We heard on Radio 4’s Today programme on 19th April from the Shadow Secretary of State for Exiting the EU, Sir Keir Starmer, that the Labour Party will support this amendment in the Commons. The very thought that Conservative MPs could possibly cast their votes in Parliament in favour of such unprincipled manoeuvrings (which is the only way that this amendment could go through) and on such a manifestly unarguable case, is bad enough itself.
But, contrary to the suggestion of some, there is no comparison with the Maastricht rebellion at any point of the political compass. That rebellion was for a referendum. That rebellion was for the principle of self-government and against a treaty creating European government. There was no manifesto nor even a White Paper.

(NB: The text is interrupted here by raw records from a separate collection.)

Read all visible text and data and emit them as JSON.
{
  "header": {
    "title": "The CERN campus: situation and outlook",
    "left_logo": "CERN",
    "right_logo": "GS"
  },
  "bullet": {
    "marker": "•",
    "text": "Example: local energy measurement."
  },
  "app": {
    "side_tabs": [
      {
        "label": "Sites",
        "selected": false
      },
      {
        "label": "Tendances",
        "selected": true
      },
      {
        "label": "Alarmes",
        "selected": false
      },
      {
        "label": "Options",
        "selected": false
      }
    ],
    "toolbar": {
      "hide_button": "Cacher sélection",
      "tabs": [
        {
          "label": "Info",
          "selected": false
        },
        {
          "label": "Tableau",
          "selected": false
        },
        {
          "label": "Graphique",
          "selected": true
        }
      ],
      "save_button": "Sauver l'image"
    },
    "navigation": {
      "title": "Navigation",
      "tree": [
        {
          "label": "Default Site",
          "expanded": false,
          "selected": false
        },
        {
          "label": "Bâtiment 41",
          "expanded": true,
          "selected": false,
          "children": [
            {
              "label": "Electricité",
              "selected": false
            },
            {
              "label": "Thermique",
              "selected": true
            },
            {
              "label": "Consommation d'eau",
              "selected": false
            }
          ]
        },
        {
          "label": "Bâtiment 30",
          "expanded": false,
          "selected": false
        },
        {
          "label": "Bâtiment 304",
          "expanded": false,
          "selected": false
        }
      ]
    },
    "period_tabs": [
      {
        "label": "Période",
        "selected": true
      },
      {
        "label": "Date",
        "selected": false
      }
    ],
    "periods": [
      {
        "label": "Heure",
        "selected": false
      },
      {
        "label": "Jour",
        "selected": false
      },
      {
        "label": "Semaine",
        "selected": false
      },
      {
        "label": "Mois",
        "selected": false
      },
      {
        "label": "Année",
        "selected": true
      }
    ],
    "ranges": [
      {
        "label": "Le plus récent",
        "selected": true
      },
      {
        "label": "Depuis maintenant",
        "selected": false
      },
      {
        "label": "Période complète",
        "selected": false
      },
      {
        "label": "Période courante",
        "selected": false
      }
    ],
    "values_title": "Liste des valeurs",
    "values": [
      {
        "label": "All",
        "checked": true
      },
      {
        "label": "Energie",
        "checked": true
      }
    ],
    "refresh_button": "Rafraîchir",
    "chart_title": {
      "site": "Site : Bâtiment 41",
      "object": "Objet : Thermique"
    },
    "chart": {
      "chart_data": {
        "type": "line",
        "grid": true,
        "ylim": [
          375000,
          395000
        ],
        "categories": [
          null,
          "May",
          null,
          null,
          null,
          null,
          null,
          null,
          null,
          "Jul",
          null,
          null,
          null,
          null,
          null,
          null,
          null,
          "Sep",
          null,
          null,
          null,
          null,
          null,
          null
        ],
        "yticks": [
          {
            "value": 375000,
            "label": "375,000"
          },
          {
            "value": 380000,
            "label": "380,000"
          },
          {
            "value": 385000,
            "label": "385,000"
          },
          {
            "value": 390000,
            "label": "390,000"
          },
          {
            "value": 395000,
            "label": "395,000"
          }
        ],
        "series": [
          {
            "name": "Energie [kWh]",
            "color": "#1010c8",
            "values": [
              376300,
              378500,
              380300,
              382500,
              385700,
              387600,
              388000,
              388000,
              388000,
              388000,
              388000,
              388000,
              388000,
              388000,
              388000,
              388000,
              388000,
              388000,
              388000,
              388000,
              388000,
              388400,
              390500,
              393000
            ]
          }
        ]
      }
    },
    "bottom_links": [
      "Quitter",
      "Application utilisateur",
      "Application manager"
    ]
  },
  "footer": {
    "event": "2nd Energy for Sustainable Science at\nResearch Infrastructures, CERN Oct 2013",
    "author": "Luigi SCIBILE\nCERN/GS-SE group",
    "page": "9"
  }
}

If Conservative MPs were to cast their votes in favour of Lord Kerr’s amendment, it would raise massive questions of credibility and integrity – seeing that they themselves voted for the Referendum Act and the triggering of Article 50. They should remember that, for many of them, people voted to Leave in their own constituencies.
Conservative MPs were elected in the General Election on a manifesto to accept the referendum result, and then voted to repeal the 1972 Act on the Third Reading of the Withdrawal Bill. They must vote against this amendment.